Should I build or buy a DMARC reporting tool?
Summary
What email marketers say8Marketer opinions
Email marketer from easydmarc.com suggests considering factors like setup costs, ongoing maintenance, data storage, reporting features, and support when evaluating the cost-effectiveness of building versus buying a DMARC reporting solution.
Marketer from Email Geeks suggests the choice depends on the desired information and its intended use, noting that dashboard companies offer similar variations.
Email marketer from StackExchange explains there are a few open-source DMARC reporting tools to parse the reports, store them, and visualize the data in an actionable way.
Email marketer from Reddit shares that third-party services offer a user-friendly interface, automated report processing, and expert support but costs more.
Email marketer from emailsecurityguru.com explains that before deciding whether to build or buy a DMARC reporting tool, companies need to determine their specific needs, budget and technical know how.
Marketer from Email Geeks suggests building in-house on an IaaS platform like Amazon for scalability and using ParseDMARC if storing and querying reports with other internal tools is useful.
Email marketer from dmarcian.com explains that a DMARC reporting tool provides visibility into email authentication failures, helping identify phishing attempts and domain spoofing, and enabling the implementation of DMARC policies.
Email marketer from Reddit explains that while building in-house offers customization, it demands significant time and expertise. Pre-built solutions offer faster deployment and ongoing support, particularly beneficial for organizations lacking specialized staff.
What the experts say7Expert opinions
Expert from Email Geeks explains the challenge is presenting the DMARC data actionably, which depends on the internal groups using it, their plans, the business model, and mail streams.
Expert from Email Geeks suggests exploring DMARC reporting tools on GitHub and recommends a Grafana dashboard if an elastic search tool is already in use.
Expert from Word to the Wise explains that if you select a vendor to help deploy DMARC, you should determine if you are okay with the vendor having access to your data and if they are upfront about how they treat the data.
Expert from Word to the Wise explains that for companies sending a lot of email, they may want to build their own DMARC reporting tools, though they'll also need to build their own parsing software for the raw data.

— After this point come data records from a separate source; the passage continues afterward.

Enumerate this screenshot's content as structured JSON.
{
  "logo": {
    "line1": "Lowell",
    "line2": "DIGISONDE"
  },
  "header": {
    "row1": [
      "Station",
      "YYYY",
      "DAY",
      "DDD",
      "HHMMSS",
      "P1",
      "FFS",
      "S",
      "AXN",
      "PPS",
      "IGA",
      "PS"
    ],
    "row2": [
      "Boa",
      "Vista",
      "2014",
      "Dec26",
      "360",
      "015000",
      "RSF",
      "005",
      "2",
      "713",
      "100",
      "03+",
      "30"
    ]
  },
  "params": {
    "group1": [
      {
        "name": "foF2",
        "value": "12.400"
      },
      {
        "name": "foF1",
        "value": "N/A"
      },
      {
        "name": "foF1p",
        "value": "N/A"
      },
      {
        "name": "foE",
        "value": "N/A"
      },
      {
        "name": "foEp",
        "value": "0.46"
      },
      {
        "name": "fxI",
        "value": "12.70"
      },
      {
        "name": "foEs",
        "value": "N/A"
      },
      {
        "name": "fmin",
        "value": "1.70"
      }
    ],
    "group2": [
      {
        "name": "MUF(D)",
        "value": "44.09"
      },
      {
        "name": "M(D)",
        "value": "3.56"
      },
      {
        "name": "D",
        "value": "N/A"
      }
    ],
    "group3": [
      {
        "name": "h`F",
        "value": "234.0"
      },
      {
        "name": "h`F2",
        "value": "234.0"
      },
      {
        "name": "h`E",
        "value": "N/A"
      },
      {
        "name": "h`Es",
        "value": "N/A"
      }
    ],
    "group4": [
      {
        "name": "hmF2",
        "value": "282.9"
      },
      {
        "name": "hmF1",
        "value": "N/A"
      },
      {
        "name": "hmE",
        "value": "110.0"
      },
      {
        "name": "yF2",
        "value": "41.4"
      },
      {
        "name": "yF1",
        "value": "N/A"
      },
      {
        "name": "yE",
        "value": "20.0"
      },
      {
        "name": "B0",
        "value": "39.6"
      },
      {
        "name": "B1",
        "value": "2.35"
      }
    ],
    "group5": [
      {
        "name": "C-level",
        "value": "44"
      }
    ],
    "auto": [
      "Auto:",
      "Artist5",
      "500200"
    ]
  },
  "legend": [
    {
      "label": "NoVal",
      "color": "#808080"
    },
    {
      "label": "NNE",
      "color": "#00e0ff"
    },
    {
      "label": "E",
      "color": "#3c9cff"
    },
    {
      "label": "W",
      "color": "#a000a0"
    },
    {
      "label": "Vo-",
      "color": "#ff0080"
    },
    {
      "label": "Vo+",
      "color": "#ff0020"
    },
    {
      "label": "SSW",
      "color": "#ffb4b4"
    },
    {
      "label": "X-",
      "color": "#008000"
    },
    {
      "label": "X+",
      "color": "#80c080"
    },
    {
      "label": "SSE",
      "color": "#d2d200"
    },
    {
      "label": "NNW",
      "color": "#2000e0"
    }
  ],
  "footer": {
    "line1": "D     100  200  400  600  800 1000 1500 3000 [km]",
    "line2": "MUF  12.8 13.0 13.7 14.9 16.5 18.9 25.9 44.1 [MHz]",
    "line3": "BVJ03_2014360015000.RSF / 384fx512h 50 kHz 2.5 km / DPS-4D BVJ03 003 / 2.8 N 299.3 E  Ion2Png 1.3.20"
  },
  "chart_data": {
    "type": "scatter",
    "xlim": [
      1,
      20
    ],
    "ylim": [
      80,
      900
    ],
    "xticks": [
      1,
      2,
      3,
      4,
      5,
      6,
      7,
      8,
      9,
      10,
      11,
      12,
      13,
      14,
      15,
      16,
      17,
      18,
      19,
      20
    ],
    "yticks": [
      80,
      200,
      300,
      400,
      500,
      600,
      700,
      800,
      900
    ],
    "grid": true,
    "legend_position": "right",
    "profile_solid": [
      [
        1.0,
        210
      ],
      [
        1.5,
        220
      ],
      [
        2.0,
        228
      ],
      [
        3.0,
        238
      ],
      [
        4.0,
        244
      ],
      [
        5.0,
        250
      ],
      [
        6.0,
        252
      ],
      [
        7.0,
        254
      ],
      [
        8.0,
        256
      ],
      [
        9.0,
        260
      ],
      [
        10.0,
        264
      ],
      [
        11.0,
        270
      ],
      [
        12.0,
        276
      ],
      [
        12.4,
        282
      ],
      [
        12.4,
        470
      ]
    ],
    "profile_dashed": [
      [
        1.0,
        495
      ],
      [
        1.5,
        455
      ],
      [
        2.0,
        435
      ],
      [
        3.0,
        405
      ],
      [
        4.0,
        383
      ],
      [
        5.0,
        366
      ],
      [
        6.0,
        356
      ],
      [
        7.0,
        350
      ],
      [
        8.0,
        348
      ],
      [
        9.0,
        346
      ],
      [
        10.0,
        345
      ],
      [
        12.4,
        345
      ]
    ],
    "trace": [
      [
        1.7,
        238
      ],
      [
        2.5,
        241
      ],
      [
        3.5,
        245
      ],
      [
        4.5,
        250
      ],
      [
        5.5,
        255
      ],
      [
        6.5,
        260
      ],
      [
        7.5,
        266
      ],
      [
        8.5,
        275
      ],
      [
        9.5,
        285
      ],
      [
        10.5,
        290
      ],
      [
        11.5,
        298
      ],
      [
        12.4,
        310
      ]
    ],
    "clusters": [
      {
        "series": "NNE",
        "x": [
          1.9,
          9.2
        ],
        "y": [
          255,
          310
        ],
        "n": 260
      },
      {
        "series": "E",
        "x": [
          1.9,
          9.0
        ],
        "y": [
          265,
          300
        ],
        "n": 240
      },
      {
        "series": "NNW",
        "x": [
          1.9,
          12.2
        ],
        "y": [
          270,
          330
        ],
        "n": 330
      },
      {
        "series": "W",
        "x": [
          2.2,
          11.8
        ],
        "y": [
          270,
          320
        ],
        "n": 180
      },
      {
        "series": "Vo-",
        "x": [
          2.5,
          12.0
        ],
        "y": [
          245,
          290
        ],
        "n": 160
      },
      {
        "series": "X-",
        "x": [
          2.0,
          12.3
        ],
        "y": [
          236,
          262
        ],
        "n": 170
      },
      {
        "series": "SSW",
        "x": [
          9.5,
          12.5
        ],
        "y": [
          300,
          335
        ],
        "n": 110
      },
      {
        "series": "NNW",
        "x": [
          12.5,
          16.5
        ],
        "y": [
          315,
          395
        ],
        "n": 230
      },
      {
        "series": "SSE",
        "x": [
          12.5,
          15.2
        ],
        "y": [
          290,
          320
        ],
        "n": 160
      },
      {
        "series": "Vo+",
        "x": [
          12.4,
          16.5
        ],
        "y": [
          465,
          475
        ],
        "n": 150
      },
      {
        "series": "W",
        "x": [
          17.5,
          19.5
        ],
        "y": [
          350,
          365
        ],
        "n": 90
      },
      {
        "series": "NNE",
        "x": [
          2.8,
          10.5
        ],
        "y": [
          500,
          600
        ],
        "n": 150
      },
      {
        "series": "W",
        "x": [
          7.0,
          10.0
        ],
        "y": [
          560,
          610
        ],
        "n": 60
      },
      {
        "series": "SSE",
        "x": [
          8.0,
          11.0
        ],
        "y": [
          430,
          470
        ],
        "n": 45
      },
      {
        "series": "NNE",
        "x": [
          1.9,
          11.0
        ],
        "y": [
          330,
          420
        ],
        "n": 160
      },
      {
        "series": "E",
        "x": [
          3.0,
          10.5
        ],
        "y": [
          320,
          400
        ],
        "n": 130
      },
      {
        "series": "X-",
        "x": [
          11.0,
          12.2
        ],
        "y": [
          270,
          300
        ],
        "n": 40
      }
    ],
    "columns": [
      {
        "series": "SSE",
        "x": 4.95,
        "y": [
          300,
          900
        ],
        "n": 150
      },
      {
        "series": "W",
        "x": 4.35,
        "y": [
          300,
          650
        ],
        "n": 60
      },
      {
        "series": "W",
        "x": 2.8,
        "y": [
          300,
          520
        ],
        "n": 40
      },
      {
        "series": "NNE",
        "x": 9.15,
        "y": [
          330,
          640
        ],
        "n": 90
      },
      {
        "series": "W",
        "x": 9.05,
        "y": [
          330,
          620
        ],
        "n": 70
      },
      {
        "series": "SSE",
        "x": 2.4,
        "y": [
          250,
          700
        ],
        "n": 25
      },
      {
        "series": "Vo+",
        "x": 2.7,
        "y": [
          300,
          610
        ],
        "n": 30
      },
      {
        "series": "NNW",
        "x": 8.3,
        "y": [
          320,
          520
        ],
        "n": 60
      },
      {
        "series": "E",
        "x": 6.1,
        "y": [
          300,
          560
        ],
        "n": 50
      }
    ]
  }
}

Expert from Email Geeks states that if digging into failures for phishing is the goal, filtering and clustering become critical, especially with large volumes of minor issues and background noise.
Expert from Email Geeks highlights the need to consider both the back-end data collection and the reporting pieces, asking if the company already has a way to create dashboards.
Expert from Email Geeks recommends having the team tasked with using the data assess outsourced options for usefulness, noting the product isn't deeply differentiated.
What the documentation says4Technical articles
Documentation from learn.microsoft.com outlines how to configure DMARC settings in Exchange Online and interpret reports, critical for understanding mail flow and authentication issues within Microsoft's ecosystem. This documentation would be used for understanding DMARC reporting.
Documentation from support.google.com details how to set up and interpret DMARC reports within the Google Workspace environment, providing insights into authentication failures and potential security threats which is useful when setting up a DMARC reporting tool.
Documentation from datatracker.ietf.org describes the XML schema and provides technical details for interpreting DMARC aggregate reports, essential for building a DMARC reporting tool.
Documentation from github.com outlines that `parsedmarc` is a Python package and command line tool for parsing DMARC aggregate reports, and provides the tools to build you own reporting tool.